The sole shipper to have used the Redmond-Issaquah line directly prior to BNSF suspending operations stated that it was not interested in rail service. See id. at 8. Statements submitted by the four shippers expressing interest in using the line for rail transportation also prompted the STB to conclude that future traffic was speculative at best: none of the companies had ever shipped or received traffic over the line; two of the companies shipped manufactured goods which are rarely transported by rail; there were no established agreements as to what the transportation rates would be; there were no commitments to use the line for transportation; the statements of interest were perfunctory; and transportation of goods by rail would be inefficient and expensive for these shippers. See id. at 8-9. In addition, the STB determined that the cost to rehabilitate the Redmond-Issaquah line would be substantial. See id. at 9-10.
Unlike in Perry County, then, the STB here concluded that there was no potential for future traffic and that RIRPA was not interested in offering rail service. As it is the STB's exclusive province to draw legitimate inferences from the evidence, see Ralston Purina Co. v.
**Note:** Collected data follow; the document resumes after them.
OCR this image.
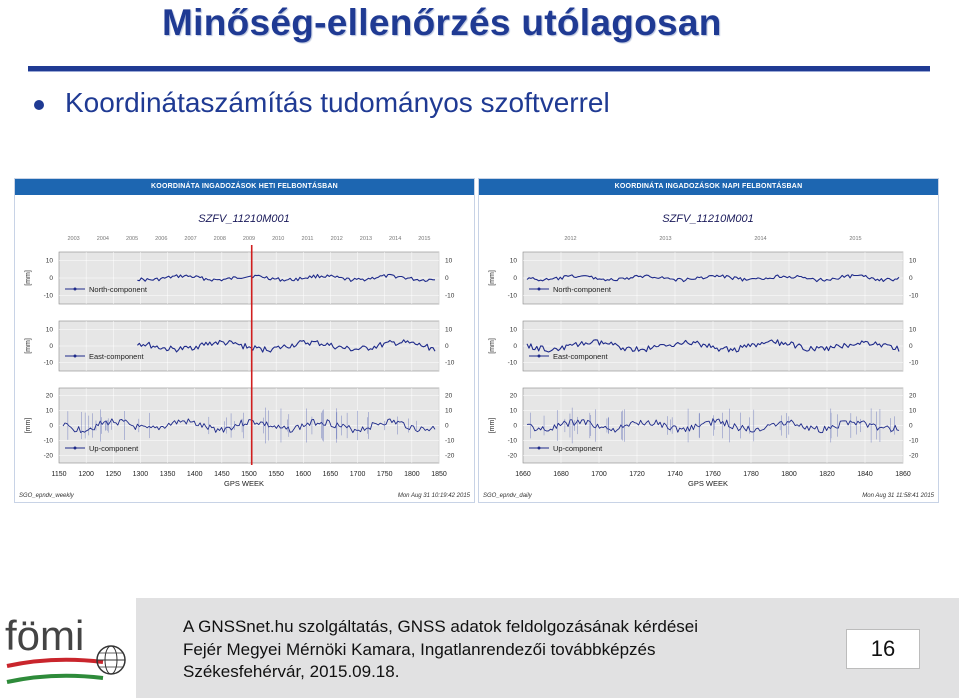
Minőség-ellenőrzés utólagosan
Koordinátaszámítás tudományos szoftverrel
KOORDINÁTA INGADOZÁSOK HETI FELBONTÁSBAN
SZFV_11210M001
2003	2004	2005	2006	2007	2008	2009	2010	2011	2012	2013	2014	2015
10	10
0	0
-10	-10
[mm]
North-component
10	10
0	0
-10	-10
[mm]
East-component
20	20
10	10
0	0
-10	-10
-20	-20
[mm]
Up-component
1150 1200 1250 1300 1350 1400 1450 1500 1550 1600 1650 1700 1750 1800 1850
GPS WEEK
SGO_epndv_weekly	Mon Aug 31 10:19:42 2015
KOORDINÁTA INGADOZÁSOK NAPI FELBONTÁSBAN
SZFV_11210M001
2012	2013	2014	2015
10	10
0	0
-10	-10
[mm]
North-component
10	10
0	0
-10	-10
[mm]
East-component
20	20
10	10
0	0
-10	-10
-20	-20
[mm]
Up-component
1660	1680	1700	1720	1740	1760	1780	1800	1820	1840	1860
GPS WEEK
SGO_epndv_daily	Mon Aug 31 11:58:41 2015
fömi	A GNSSnet.hu szolgáltatás, GNSS adatok feldolgozásának kérdései
Fejér Megyei Mérnöki Kamara, Ingatlanrendezői továbbképzés
Székesfehérvár, 2015.09.18.
16
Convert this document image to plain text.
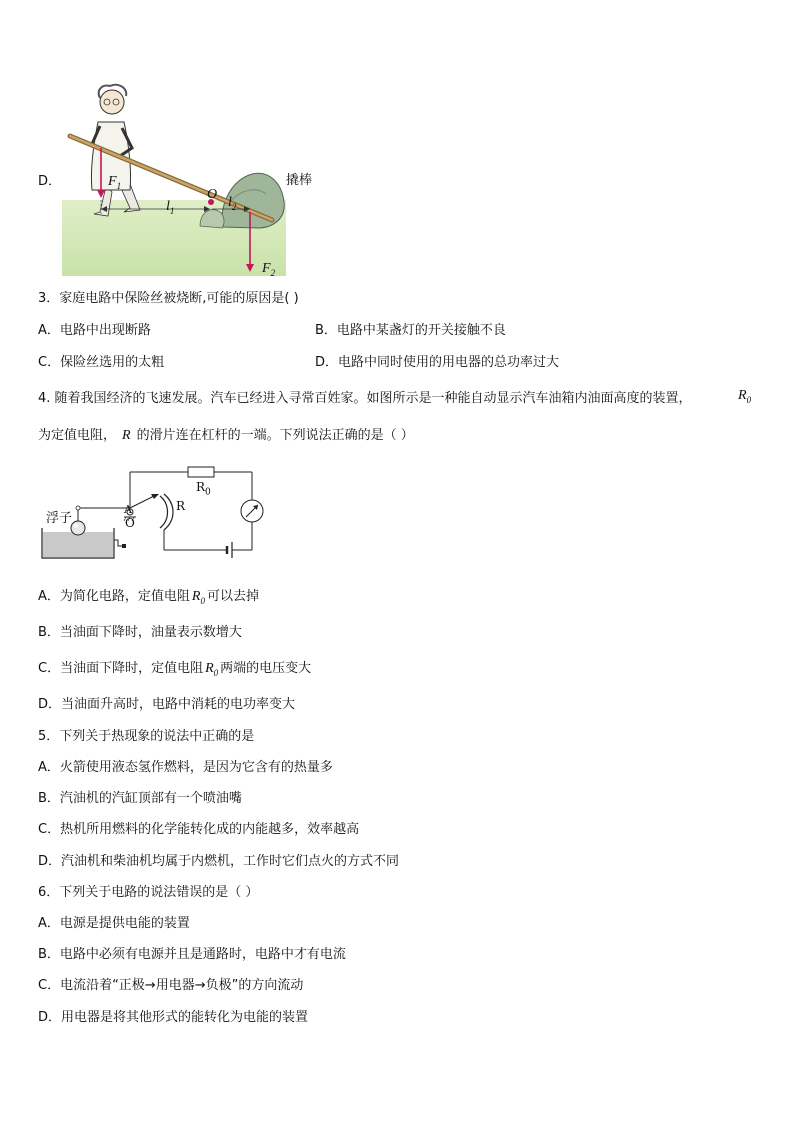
D．	撬棒
$F_1$
O
$l_1$
$l_2$
$F_2$
3．家庭电路中保险丝被烧断,可能的原因是( )
A．电路中出现断路	B．电路中某盏灯的开关接触不良
C．保险丝选用的太粗	D．电路中同时使用的用电器的总功率过大
4. 随着我国经济的飞速发展。汽车已经进入寻常百姓家。如图所示是一种能自动显示汽车油箱内油面高度的装置，	$R_0$
为定值电阻， R 的滑片连在杠杆的一端。下列说法正确的是（ ）
浮子
A
O
R
$R_0$
A．为简化电路，定值电阻 $R_0$ 可以去掉
B．当油面下降时，油量表示数增大
C．当油面下降时，定值电阻 $R_0$ 两端的电压变大
D．当油面升高时，电路中消耗的电功率变大
5．下列关于热现象的说法中正确的是
A．火箭使用液态氢作燃料，是因为它含有的热量多
B．汽油机的汽缸顶部有一个喷油嘴
C．热机所用燃料的化学能转化成的内能越多，效率越高
D．汽油机和柴油机均属于内燃机，工作时它们点火的方式不同
6．下列关于电路的说法错误的是（ ）
A．电源是提供电能的装置
B．电路中必须有电源并且是通路时，电路中才有电流
C．电流沿着“正极→用电器→负极”的方向流动
D．用电器是将其他形式的能转化为电能的装置
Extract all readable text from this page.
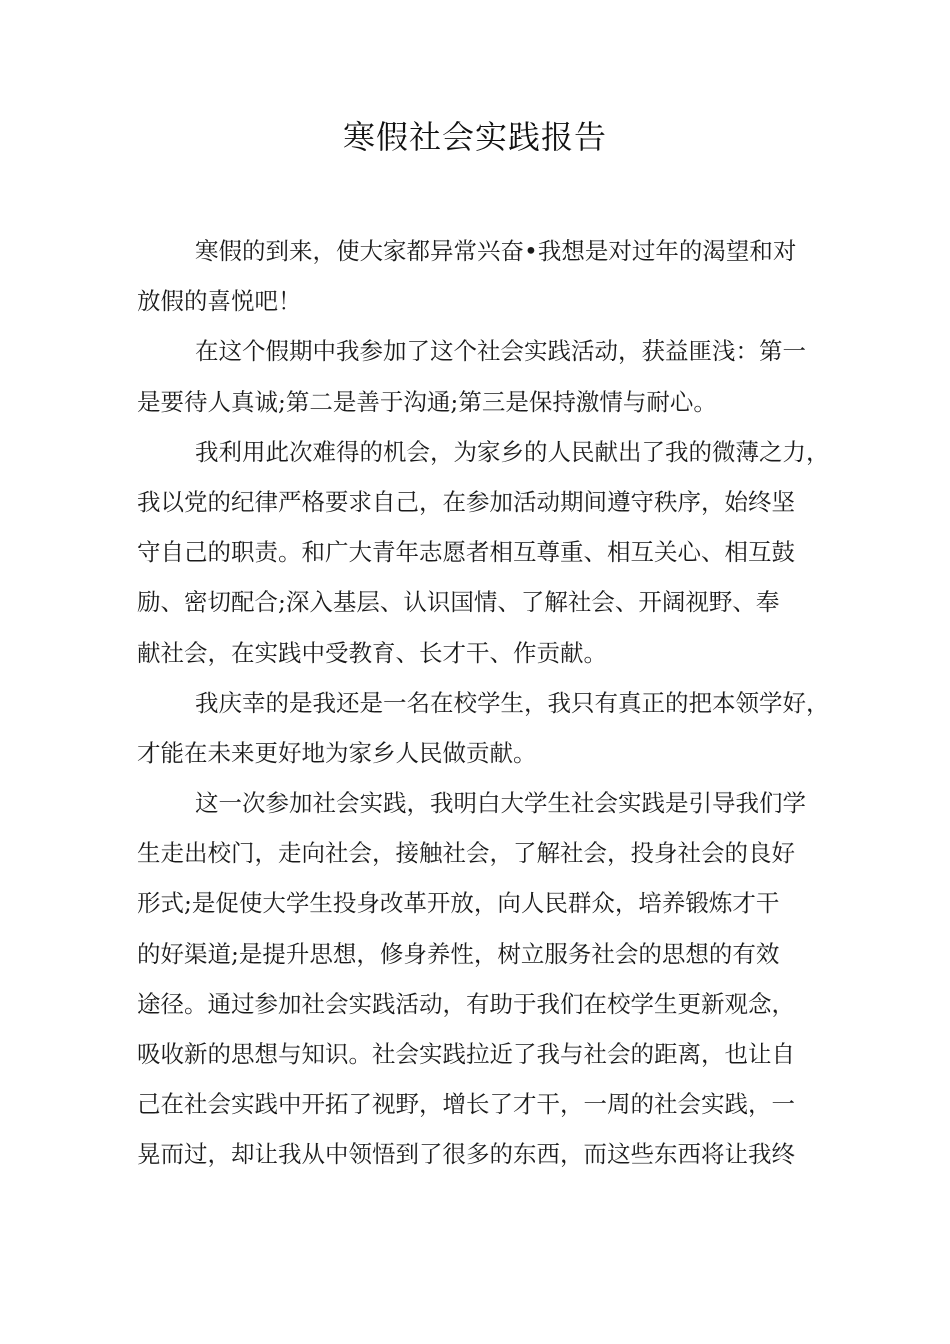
寒假社会实践报告
寒假的到来，使大家都异常兴奋•我想是对过年的渴望和对
放假的喜悦吧！
在这个假期中我参加了这个社会实践活动，获益匪浅：第一
是要待人真诚;第二是善于沟通;第三是保持激情与耐心。
我利用此次难得的机会，为家乡的人民献出了我的微薄之力，
我以党的纪律严格要求自己，在参加活动期间遵守秩序，始终坚
守自己的职责。和广大青年志愿者相互尊重、相互关心、相互鼓
励、密切配合;深入基层、认识国情、了解社会、开阔视野、奉
献社会，在实践中受教育、长才干、作贡献。
我庆幸的是我还是一名在校学生，我只有真正的把本领学好，
才能在未来更好地为家乡人民做贡献。
这一次参加社会实践，我明白大学生社会实践是引导我们学
生走出校门，走向社会，接触社会，了解社会，投身社会的良好
形式;是促使大学生投身改革开放，向人民群众，培养锻炼才干
的好渠道;是提升思想，修身养性，树立服务社会的思想的有效
途径。通过参加社会实践活动，有助于我们在校学生更新观念，
吸收新的思想与知识。社会实践拉近了我与社会的距离，也让自
己在社会实践中开拓了视野，增长了才干，一周的社会实践，一
晃而过，却让我从中领悟到了很多的东西，而这些东西将让我终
Louisville & Nashville R.R. Co., 426 U.S. 476, 477-78, 96 S.Ct. 2160, 48 L.Ed.2d 781 (1976), and because its decision was based on a sensible consideration of the relevant factors, see Morongo Band of Mission Indians, 161 F.3d at 573, we find the STB's rejection of the OFA to be reasonable.
The STB's decision to deny RIRPA's OFA is AFFIRMED.
1. The ICCTA abolished the Interstate Commerce Commission (“ICC”) and transferred certain functions and proceedings, including the ones at issue here, to the STB. See Pub.L. No. 104-88, 109 Stat. 803 (1995).
2. The STB may authorize line abandonments in two ways: (1) affirmatively approve the abandonment if it determines “that the present or future public convenience and necessity require or permit” it, see 49 U.S.C. § 10903(d)(2) (1996); or (2) grant an exemption from the certification process, see 49 U.S.C. § 10502(a) (1996).